To put this in perspective, the amount of trade unleashed by this change is estimated at less than 0.2 per cent of GDP, a tiny fraction of the 4 per cent of GDP lost through the UK’s departure from the EU.

All the other items in this week’s deal are about matters largely unrelated to the customs union and the single market. Youth mobility schemes, the use of e-gates at airports, sharing of security information—none of these, or any of the other features of this week’s deal apart from the food and agriculture deal, reverse the key feature of the Brexit treaty, which was to make Great Britain (but not Northern Ireland) a “third nation” in respect of the EU regimes and institutions.

The real question is whether there might indeed be a reset in the years ahead, and if so how it might happen. What this week’s events indicate is that it is unlikely to happen by means of small steps. On the contrary, this week’s small step—with its ferocious “betrayal” backlash from the pro-Brexit right wing media and political parties—would have to be replicated dozens of times to get Britain within shouting distance of reversing Brexit. And neither this government, nor any conceivable future one, nor the EU itself, are going to be in the market for a new “reset” agreement or two every year in order to reverse the generality of the trade and regulatory barriers imposed by Brexit.

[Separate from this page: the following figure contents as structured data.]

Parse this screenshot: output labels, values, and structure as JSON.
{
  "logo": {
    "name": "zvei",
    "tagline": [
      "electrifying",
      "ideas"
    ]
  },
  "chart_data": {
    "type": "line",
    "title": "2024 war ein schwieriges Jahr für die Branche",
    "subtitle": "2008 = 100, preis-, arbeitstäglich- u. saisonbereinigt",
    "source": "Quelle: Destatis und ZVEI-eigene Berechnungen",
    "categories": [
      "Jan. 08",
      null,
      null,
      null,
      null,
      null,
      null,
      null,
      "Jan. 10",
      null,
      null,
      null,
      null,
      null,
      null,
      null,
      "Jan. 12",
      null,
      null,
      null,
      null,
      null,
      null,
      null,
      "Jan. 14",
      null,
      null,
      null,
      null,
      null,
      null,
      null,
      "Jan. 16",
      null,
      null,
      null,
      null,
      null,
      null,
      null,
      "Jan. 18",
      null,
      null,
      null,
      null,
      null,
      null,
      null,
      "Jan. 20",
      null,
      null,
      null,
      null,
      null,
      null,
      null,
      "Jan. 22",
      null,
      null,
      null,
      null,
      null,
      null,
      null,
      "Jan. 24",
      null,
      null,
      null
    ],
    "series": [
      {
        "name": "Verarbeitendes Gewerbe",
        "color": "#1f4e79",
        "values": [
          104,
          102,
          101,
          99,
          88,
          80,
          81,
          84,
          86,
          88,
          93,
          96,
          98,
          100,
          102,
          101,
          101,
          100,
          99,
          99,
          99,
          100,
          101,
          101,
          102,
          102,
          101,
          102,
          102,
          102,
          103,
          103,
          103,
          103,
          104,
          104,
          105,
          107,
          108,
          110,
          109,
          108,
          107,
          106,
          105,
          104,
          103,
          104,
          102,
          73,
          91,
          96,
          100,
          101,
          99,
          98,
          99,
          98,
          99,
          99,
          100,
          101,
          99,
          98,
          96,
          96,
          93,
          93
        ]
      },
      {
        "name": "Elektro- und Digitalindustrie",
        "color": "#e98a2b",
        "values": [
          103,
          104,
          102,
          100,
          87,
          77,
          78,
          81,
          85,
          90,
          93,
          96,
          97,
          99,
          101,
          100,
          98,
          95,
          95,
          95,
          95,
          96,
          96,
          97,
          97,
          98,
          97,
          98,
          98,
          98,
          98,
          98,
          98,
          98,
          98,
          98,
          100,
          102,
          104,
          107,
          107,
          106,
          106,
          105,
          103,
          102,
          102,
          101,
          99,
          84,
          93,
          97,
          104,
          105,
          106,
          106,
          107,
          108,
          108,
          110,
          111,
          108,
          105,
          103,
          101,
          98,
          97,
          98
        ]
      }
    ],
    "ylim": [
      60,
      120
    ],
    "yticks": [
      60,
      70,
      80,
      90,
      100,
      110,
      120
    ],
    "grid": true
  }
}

If Brexit is reversed, it will almost certainly come in one leap, the result of a political force that puts rejoining the EU firmly on the agenda. A force that is capable of turning the tables on the “betrayal” and “surrender” merchants to argue that it was the Brexiters who betrayed Britain, by surrendering to populists who were completely indifferent to the social and economic cost of excluding the UK from most of the institutions of its own continent.